ANDREWS ARGUES THAT BECAUSE WOMEN are more oriented toward cooperation than competition, they will undermine high standards, striving, and excellence in favor of a “workplace [that] feels like a Montessori kindergarten.” Caricature is not argument. While it’s true that men tend to be more competitive and aggressive than women (thus the origin of the phrase ‘testosterone poisoning’), it is emphatically not the case that women lack competitive or aggressive urges altogether. Nor is it the case that men lack the capacity for empathy and teamwork. Andrews frets that women will destroy our great corporations by sitting around in drum circles or something. But the period that has coincided with women’s rise in the corporate world has also seen a rise in real median wages, improvements in productivity, and rising national wealth. The supposedly nefarious female influence on businesses has not prevented the U.S. economy from leaving other rich countries in the dust. Nor have women lawyers and judges presided over the demise of our legal system. In fact, it is three of the female justices on the Supreme Court who seem to have the firmer grasp on the importance of rules and standards in preference to feelings—at least where presidential power is concerned.2
Labeling traits as ‘toxic,’ whether it’s the progressives saying as much about male aggression or the right saying it about female cooperation, is reductionist and simpleminded. All human beings have some mix of these traits, and wisdom comes from recognizing how to appreciate difference without judgment, how to modify innate traits for social good, and how to mine what is best in all. Yes, boys must be taught to curb their natural aggression and channel their energies toward protecting rather than dominating those who are weaker. And yes, girls have to be socialized to curb their cliquishness and include rather than exclude. And if some boys have more female qualities and some girls have more masculine traits, that’s fine, too.

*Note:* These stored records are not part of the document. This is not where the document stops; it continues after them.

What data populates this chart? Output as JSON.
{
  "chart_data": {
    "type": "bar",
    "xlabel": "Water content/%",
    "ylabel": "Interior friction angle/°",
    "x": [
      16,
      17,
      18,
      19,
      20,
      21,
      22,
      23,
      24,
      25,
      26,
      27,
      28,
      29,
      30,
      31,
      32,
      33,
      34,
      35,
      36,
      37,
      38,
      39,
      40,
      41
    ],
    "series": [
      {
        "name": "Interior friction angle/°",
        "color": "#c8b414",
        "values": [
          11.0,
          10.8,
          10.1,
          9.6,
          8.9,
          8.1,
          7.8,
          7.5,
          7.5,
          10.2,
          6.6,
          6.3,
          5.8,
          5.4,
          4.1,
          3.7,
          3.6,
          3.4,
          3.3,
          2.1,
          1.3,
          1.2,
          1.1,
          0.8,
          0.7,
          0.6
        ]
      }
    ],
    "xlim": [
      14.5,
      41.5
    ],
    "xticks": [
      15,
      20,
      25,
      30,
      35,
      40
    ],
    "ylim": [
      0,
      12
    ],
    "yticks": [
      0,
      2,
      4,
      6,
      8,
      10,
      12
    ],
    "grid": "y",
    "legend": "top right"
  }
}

On average, women do tend to prefer work that is interpersonal to work that is solitary. In my 2018 book, Sex Matters, I quoted social scientist Patti Hausman on the question of why more women don’t pursue careers in engineering: “Because they don’t want to. Wherever you go, you will find females far less likely than males to see what is so fascinating about ohms, carburetors, or quarks. Reinventing the curriculum will not make me more interested in learning how my dishwasher works.” That, and not “social engineering” as Andrews argues, largely accounts for why women now dominate the fields of psychology and human resources. These are free choices of free people.
Men do tend to be more comfortable with risk-taking, less aware of social cues, and less averse to open conflict than women. But noticing these differences should be intriguing, not an opportunity to weaponize.

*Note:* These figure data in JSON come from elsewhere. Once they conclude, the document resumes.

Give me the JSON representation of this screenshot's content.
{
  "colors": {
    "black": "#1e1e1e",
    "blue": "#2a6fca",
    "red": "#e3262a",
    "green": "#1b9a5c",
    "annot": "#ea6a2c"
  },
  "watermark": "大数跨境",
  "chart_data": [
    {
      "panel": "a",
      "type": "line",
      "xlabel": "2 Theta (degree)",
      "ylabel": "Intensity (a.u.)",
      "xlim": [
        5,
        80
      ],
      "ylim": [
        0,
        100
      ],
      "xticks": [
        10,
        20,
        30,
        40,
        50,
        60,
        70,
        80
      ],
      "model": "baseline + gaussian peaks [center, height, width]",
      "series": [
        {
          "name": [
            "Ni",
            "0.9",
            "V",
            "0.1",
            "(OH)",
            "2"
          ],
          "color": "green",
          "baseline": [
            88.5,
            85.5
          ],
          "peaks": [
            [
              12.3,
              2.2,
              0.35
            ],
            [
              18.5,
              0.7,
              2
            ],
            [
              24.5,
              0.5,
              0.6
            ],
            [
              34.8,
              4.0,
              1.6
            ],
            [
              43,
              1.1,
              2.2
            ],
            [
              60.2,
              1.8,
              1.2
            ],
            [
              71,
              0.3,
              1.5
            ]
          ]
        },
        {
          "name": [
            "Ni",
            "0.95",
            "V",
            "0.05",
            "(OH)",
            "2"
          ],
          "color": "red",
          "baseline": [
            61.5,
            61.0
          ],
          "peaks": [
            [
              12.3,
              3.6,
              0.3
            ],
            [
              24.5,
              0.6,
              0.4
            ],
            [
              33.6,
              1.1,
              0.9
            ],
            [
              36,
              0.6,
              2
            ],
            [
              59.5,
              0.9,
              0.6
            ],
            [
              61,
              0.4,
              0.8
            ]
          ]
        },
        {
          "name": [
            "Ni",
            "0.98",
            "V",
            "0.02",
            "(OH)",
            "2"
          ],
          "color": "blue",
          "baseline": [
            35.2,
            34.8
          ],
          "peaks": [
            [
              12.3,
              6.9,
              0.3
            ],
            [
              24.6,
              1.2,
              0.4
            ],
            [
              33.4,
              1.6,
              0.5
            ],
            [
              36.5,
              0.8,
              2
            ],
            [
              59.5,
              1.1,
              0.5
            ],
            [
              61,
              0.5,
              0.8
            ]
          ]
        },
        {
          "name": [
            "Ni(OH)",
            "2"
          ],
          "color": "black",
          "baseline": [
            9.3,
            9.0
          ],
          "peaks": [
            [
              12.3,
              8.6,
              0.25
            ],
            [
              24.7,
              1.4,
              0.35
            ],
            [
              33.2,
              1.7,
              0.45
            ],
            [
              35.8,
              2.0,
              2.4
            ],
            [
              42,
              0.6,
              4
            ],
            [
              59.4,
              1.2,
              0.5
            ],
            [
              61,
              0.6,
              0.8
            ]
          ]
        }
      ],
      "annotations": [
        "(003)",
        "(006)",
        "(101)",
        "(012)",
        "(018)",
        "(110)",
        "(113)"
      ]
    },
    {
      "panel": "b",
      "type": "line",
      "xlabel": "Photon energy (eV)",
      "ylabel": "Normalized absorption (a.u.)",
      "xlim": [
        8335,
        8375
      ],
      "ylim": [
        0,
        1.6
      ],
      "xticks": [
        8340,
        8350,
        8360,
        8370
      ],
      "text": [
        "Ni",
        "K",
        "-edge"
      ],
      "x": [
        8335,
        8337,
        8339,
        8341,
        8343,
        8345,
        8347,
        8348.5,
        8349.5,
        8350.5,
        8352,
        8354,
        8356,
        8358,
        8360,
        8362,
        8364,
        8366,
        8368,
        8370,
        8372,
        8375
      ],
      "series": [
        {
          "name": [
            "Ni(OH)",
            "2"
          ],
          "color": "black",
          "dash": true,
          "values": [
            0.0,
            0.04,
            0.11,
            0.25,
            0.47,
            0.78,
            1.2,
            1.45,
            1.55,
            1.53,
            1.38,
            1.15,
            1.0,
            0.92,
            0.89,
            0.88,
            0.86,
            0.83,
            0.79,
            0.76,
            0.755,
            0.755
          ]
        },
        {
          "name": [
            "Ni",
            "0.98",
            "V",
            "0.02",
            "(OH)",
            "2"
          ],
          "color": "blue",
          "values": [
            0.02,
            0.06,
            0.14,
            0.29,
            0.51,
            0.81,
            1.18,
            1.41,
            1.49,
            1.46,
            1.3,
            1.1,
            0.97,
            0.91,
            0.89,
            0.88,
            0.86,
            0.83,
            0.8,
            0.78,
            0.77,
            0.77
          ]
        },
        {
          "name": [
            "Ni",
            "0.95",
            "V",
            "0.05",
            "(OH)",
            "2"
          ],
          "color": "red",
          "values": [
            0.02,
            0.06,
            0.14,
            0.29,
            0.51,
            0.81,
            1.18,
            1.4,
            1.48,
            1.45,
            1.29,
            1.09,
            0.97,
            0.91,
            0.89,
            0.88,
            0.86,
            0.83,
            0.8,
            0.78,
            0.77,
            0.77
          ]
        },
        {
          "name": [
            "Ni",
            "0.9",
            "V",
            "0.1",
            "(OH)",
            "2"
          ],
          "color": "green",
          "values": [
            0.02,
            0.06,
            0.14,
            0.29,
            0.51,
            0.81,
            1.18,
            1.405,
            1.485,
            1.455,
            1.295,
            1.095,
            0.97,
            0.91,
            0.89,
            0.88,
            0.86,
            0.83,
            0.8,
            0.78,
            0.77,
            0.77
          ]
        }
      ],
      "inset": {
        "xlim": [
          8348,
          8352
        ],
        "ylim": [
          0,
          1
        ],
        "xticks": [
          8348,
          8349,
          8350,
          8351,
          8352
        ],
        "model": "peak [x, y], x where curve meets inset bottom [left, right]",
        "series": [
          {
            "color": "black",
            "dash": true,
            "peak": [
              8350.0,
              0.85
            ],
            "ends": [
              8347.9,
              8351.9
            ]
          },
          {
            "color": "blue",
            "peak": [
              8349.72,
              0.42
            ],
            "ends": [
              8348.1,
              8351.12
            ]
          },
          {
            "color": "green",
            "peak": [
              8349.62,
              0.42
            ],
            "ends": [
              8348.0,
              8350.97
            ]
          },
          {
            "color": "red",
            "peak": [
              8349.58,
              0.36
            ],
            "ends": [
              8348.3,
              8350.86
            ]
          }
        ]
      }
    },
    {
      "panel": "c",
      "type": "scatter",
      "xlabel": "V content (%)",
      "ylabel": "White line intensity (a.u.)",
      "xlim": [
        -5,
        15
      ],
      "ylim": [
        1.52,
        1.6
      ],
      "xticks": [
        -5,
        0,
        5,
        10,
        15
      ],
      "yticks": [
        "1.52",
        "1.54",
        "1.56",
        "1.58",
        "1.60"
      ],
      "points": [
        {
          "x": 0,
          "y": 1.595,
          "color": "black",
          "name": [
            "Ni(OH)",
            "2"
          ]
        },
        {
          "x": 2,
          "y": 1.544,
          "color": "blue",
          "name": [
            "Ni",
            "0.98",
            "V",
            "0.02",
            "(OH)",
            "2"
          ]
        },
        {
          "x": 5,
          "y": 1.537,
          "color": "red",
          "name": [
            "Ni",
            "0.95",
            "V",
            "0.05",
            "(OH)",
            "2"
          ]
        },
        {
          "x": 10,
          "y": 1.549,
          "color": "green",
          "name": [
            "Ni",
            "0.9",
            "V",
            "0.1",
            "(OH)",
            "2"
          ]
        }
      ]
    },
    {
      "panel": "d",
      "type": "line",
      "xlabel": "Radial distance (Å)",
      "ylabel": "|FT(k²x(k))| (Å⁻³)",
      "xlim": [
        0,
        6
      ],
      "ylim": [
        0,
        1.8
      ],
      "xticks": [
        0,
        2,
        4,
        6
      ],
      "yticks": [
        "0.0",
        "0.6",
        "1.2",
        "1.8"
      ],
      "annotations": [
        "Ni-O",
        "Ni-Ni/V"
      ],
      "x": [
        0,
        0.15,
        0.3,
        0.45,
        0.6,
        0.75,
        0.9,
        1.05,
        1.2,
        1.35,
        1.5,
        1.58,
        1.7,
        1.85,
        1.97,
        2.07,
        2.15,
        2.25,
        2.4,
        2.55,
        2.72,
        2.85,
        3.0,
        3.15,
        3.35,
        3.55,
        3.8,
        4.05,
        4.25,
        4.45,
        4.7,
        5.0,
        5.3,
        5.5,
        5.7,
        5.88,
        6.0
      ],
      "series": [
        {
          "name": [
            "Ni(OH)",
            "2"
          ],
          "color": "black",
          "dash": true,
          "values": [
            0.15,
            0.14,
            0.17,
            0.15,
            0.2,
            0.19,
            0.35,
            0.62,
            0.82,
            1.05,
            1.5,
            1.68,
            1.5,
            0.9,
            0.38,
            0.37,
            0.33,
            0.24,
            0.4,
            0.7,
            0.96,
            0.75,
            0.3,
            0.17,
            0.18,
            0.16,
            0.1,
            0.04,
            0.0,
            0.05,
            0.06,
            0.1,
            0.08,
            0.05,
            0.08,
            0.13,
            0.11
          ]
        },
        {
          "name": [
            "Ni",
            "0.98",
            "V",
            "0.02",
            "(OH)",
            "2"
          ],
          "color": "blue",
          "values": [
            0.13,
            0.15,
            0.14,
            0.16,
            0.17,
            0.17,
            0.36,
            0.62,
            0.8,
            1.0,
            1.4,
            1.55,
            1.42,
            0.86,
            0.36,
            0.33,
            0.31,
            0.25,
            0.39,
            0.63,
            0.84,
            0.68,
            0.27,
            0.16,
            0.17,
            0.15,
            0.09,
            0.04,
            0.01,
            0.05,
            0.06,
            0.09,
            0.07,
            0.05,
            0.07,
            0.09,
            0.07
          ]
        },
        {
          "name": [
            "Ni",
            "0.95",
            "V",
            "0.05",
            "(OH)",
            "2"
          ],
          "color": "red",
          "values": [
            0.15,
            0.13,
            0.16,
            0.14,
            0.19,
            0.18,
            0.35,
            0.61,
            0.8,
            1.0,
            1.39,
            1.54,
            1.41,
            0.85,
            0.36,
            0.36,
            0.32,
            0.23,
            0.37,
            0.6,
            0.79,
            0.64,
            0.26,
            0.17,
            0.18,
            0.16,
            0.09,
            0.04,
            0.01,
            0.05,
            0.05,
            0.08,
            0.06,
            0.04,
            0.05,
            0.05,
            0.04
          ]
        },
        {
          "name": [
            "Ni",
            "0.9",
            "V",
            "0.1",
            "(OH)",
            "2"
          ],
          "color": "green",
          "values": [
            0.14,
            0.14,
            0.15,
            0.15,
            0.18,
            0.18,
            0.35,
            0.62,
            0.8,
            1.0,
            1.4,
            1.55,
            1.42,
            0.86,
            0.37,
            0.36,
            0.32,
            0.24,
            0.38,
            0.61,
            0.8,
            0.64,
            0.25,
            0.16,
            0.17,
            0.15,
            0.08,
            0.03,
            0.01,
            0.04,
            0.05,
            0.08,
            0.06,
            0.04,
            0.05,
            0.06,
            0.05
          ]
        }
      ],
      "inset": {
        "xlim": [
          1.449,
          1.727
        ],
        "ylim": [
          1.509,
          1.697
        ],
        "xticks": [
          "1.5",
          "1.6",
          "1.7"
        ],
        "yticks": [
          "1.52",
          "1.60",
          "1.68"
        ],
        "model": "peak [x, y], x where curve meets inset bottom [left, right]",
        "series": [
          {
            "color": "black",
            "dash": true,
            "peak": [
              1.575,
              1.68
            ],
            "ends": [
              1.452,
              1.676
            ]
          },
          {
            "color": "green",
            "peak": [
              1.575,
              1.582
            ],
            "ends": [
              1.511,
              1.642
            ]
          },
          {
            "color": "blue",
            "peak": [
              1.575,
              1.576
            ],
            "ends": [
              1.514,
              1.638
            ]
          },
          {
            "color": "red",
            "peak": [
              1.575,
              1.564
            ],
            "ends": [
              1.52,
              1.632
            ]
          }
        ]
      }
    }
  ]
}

Andrews and the right are painting a cartoonish image of both men and women. And they’re playing a dangerous game. Alienating 51 percent of the population is unlikely to go well for them.
In case you missed it, my Bulwark colleague Cathy Young wrote last week on what she called Andrews’s “grotesquely misogynistic screed.”
If you want to talk about damage being done to the legal profession, once again take a look at what Trump and his team have been up to: corrupting the Department of Justice, installing unqualified lickspittles to the federal bench and in prosecutorial roles (to pursue retributive prosecutions), and demanding big law firms kiss the ring. Right-wing cancel culture is more virulent than ever.